Die Geheimrätin von Heimburger, die extra von Leipzig herübergekommen war, die »liebe Aniane« zu begrüßen, die soeben mit der kleinen Jane aus dem Süden zurückgekehrt war, hatte das Gespräch unterbrochen, und Rahel war abgereist, ohne daß sie noch Gelegenheit gehabt hätte, mit ihr zu reden.

Die Geheimrätin hatte sich als Schwiegermutter des Ministers sehr gefühlt und hatte mit blitzenden Augen verkündet, sie hätte immer gewußt, was für ein tüchtiger Mensch Wigbert wäre. Maja und ihr Mann, der lustige, jüngste Sohn der Tante Buttler, die auch gekommen waren, die Mutter in Tannenrode und Aniane zu begrüßen, hatten dazu so spitzbübisch gelacht, daß die Geheimrätin sie ganz drohend angefunkelt hatte.

Aniane mußte lächeln, wenn sie an die gute Geheimrätin dachte, die nun wohl wieder durch ganz Leipzig von Gesellschaft zu Gesellschaft, von Konzert zu Konzert und Theater zu Theater hetzte und immer atemlos erzählte:

»Mein Schwiegersohn, der Minister, sagt, und mein Schwiegersohn, der Minister, ist dem Fürsten unentbehrlich, oder, Maja muß wieder eine neue Robe haben für die große Cour bei Hofe. Sie will Silberstickerei mit Perlen nehmen.«

Seltsam, wie doch die banalsten Dinge plötzlich unsere Beachtung erregen, wenn das Herz so schwer, zum Brechen schwer ist.

* * *

Immer langsamer wurde Anianens Gang. Die Füße waren ihr schwer. Zum ersten Mal ging sie diesen Weg, als habe sie der Toten etwas abzubitten.

Immer dichter wurde das grüne Frühlingsgerank, das um morsche Kreuze und Wege sproßte.

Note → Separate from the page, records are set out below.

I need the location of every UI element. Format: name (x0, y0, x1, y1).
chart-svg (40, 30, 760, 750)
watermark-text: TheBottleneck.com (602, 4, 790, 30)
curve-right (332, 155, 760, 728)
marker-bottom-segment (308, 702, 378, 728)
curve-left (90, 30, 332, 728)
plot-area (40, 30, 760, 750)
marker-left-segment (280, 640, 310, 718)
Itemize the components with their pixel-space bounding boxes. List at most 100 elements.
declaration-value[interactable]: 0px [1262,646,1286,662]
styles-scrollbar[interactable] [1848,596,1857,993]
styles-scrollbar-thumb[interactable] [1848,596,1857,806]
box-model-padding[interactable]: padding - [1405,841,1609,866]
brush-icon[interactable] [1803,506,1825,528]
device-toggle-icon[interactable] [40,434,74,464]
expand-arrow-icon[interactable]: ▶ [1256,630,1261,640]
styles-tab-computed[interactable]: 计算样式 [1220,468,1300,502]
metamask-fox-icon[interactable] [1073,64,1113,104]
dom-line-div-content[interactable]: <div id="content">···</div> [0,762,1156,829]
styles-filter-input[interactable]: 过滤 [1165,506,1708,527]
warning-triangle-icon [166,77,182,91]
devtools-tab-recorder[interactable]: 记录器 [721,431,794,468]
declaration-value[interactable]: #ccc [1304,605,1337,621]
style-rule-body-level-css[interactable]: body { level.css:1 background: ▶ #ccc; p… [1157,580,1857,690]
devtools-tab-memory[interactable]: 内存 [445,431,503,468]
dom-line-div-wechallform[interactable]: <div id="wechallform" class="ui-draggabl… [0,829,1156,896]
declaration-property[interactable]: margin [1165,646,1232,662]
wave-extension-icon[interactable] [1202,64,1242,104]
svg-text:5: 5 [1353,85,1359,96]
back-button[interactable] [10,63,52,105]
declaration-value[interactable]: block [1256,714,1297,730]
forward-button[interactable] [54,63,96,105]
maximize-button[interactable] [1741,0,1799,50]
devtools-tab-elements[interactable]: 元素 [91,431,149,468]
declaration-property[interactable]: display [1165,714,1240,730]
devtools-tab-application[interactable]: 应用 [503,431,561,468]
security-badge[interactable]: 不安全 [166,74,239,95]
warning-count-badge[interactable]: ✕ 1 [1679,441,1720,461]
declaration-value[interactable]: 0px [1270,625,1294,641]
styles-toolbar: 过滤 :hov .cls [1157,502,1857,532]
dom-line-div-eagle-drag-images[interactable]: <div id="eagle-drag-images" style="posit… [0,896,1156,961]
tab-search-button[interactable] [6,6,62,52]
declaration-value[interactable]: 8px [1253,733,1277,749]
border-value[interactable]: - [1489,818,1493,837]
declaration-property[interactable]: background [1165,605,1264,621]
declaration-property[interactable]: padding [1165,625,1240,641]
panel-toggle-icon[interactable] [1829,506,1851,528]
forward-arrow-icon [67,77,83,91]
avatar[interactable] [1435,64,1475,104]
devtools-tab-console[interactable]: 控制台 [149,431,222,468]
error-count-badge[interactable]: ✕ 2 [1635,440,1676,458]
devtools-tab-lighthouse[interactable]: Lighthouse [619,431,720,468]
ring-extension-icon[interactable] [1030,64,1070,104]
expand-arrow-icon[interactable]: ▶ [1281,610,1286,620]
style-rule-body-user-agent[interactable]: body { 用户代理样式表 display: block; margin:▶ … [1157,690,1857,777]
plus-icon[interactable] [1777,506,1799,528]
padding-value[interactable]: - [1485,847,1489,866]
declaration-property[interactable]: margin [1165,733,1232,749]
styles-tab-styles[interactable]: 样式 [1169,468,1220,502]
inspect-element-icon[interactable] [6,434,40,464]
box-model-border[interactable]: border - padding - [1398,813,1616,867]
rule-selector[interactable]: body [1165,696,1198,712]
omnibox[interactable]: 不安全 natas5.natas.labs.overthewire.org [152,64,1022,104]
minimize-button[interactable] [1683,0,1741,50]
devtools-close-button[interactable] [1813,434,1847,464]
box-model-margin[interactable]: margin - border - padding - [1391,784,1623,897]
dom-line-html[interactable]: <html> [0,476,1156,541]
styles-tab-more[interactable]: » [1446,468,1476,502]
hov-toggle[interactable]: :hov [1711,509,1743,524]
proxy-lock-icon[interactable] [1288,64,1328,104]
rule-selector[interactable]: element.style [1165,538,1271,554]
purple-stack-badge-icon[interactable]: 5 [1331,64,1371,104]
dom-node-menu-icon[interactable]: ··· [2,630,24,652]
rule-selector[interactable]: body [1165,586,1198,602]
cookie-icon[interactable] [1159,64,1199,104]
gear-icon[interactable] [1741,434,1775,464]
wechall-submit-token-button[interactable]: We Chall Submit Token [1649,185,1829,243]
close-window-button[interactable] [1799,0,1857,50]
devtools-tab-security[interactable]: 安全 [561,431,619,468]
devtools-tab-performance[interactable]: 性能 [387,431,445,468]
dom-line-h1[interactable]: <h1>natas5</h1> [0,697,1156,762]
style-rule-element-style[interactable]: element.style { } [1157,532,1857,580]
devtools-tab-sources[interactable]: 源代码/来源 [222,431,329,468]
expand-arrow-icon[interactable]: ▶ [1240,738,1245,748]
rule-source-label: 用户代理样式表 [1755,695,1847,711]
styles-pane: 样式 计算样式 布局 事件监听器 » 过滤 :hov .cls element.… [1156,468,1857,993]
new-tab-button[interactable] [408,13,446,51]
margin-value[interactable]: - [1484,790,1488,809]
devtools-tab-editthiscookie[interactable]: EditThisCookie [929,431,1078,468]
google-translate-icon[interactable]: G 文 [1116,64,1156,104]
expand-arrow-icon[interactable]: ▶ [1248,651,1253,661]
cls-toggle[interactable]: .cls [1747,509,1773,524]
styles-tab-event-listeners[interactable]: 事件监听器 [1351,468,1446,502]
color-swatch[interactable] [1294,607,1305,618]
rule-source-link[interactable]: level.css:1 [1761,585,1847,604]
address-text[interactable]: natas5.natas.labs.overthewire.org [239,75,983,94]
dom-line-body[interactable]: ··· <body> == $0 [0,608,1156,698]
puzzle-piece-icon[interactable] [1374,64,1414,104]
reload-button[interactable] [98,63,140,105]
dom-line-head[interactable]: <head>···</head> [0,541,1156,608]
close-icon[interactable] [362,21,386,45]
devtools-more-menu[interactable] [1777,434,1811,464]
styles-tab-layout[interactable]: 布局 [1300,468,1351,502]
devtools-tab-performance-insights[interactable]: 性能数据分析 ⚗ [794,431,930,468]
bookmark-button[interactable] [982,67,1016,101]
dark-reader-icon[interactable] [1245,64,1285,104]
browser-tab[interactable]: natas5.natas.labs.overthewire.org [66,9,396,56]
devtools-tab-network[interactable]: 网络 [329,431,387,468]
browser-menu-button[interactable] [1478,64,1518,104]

Jane war vorausgelaufen. Ein jauchzender Laut kam plötzlich aus ihrem Munde.

»Mama Aniane, komm doch schnell, sieh nur, diese Pracht auf Mütterchens Grab. Ach, ist das schön!«

Das Kind stand andachtsvoll, die Händchen gefaltet. Der Korb mit den Veilchen war ihm entglitten, und die blauen Blüten lagen nun auf dem Grabhügel verstreut, der über und über mit duftigen Narzissen bedeckt war.

Nichts war von dem Grün des Hügels und dem Grabmal unter der Blütenfülle zu entdecken, als in Goldschrift der Name »Zilla.«

»Ist das schön,« sagte das Kind noch einmal, und erschauernd sprach Aniane die Worte nach.

Sie wußte, wer das Grab geschmückt. Nur einer konnte es gewesen sein, der eine, der einst so schwere Schuld auf sich gehäuft, als er die Tote verließ. Ein Frühlingsvogel sang jubilierend im Geäst, und vom Kirchlein bebten die Glocken.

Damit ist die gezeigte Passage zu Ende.